Daisy peaked in 2024 at rank 76 — the highest position the name has held in continuous SSA records. The previous high was in 1916, when Daisy briefly entered the top 100 during the Edwardian-era flower-name boom. The 108-year gap between peaks places Daisy alongside Iris as one of the longest revival arcs in the current chart.
From the day's eye to the first name
Daisy comes from the Old English dæges ēage, literally "day's eye," referring to the flower's habit of opening at sunrise and closing at dusk. The first-name use traces to the late 19th century, when Daisy was used as a pet form of Margaret. Both the Greek margaron ("pearl") and the French marguerite ("daisy") connect Margaret to the flower, and Daisy emerged as a casual diminutive that eventually broke free of its source name.
The Edwardian flower-name fashion of 1890-1920 produced a generation of Lilys, Violets, Roses, and Daisys, most of whom appeared in census records with the flower name as the legal first name rather than as a Margaret variant.
The Great Gatsby complication
F. Scott Fitzgerald's The Great Gatsby (1925) gave the name its most enduring literary anchor through Daisy Buchanan — and the character is morally compromised, romantically fickle, and complicit in Gatsby's death. The novel's continued canonical status in American high-school curriculum keeps Daisy Buchanan in active cultural memory, which produces an ambivalent association that some parents find off-putting and others find irrelevant.
The 2013 Baz Luhrmann film adaptation, with Carey Mulligan as Daisy, brought the character back into peak cultural visibility during the name's strongest American climb. The chart effect is genuine but moderate — the climb predates the film and continues after its peak attention faded.
The flower cluster and the modern shift
The counter-reading worth flagging: Daisy reads slightly more casual than its flower-name peers. Violet, Iris, and Lily all carry a vaguely formal register; Daisy has a brightness and informality that distinguishes it. Parents picking Daisy are usually picking specifically for the casual warmth, which makes it function as a different kind of choice than the rest of the flower cluster.

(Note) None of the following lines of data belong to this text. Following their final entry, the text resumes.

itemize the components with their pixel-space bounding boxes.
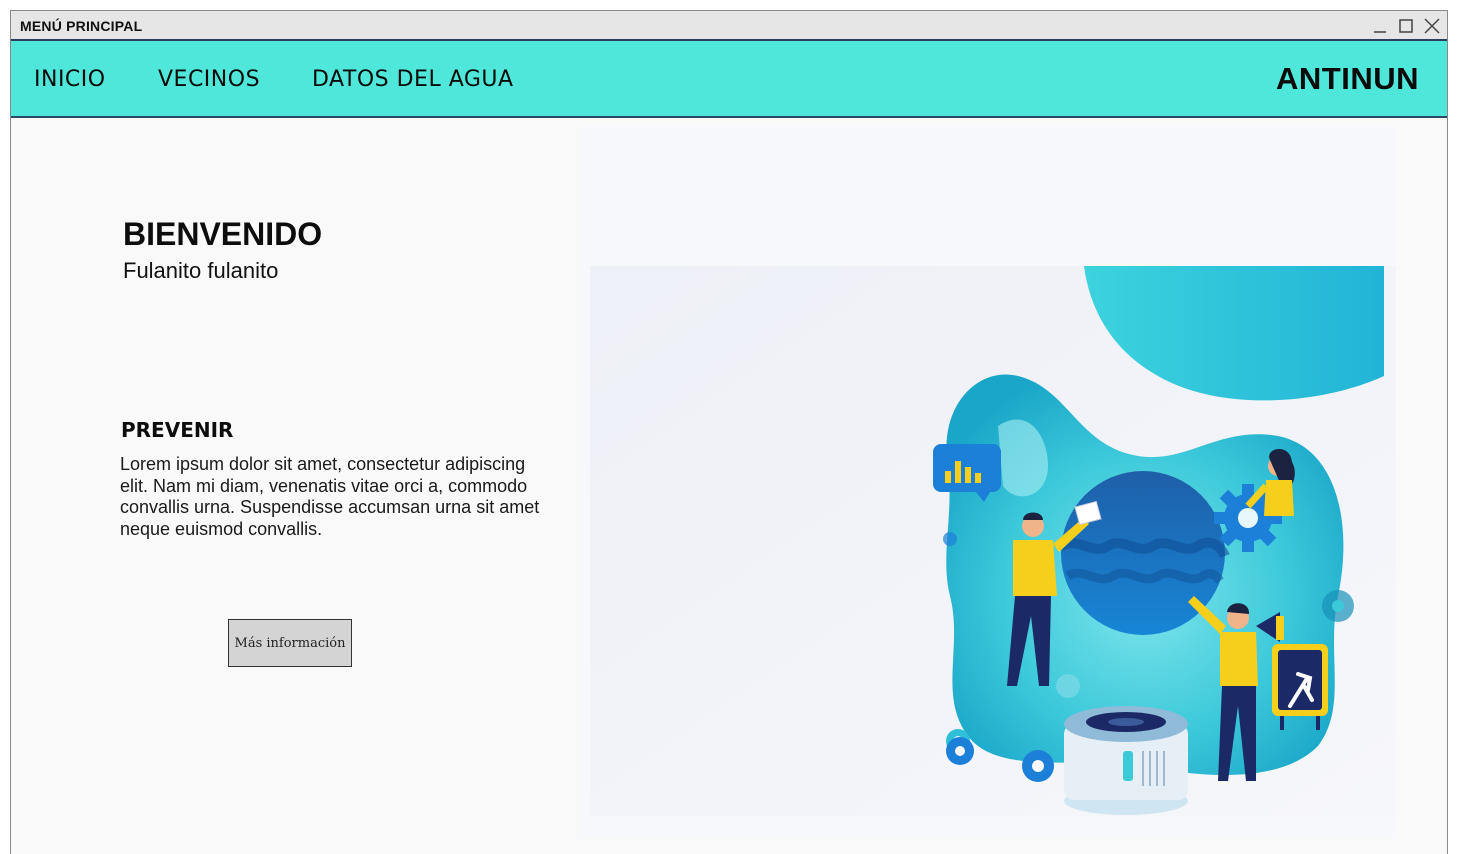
water-illustration: [578, 126, 1396, 838]
welcome-title: BIENVENIDO: [123, 216, 323, 252]
main-content: BIENVENIDO Fulanito fulanito PREVENIR Lo…: [11, 118, 1447, 854]
nav-item-vecinos[interactable]: VECINOS: [158, 67, 260, 92]
navbar: INICIO VECINOS DATOS DEL AGUA ANTINUN: [11, 41, 1447, 118]
window-title: MENÚ PRINCIPAL: [20, 18, 143, 34]
nav-item-inicio[interactable]: INICIO: [34, 67, 106, 92]
welcome-user-name: Fulanito fulanito: [123, 258, 279, 283]
section-title: PREVENIR: [121, 418, 234, 442]
section-body: Lorem ipsum dolor sit amet, consectetur …: [120, 454, 540, 539]
maximize-button[interactable]: [1393, 15, 1419, 37]
title-bar: MENÚ PRINCIPAL: [11, 11, 1447, 41]
close-button[interactable]: [1419, 15, 1445, 37]
brand-logo: ANTINUN: [1276, 61, 1419, 96]
window-controls: [1367, 15, 1445, 37]
nav-item-datos-del-agua[interactable]: DATOS DEL AGUA: [312, 67, 514, 92]
main-window: MENÚ PRINCIPAL INICIO VECINOS DATOS DEL …: [10, 10, 1448, 854]
maximize-icon: [1399, 19, 1413, 33]
more-info-button[interactable]: Más información: [228, 619, 352, 667]
close-icon: [1424, 18, 1440, 34]
minimize-button[interactable]: [1367, 15, 1393, 37]
minimize-icon: [1374, 31, 1386, 33]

The name's two-syllable structure and clean phonetic profile make it work cross-culturally. Daisy is recognizable in most European languages without modification, and the meaning translates easily.
Sibling pairings on naming forums favor the flower cluster and casual-vintage picks: Daisy and Violet, Daisy and Poppy, Daisy and Lily, Daisy and Ruby. Middle names tend short and warm: Daisy Mae, Daisy Rose, Daisy Jane, Daisy Belle.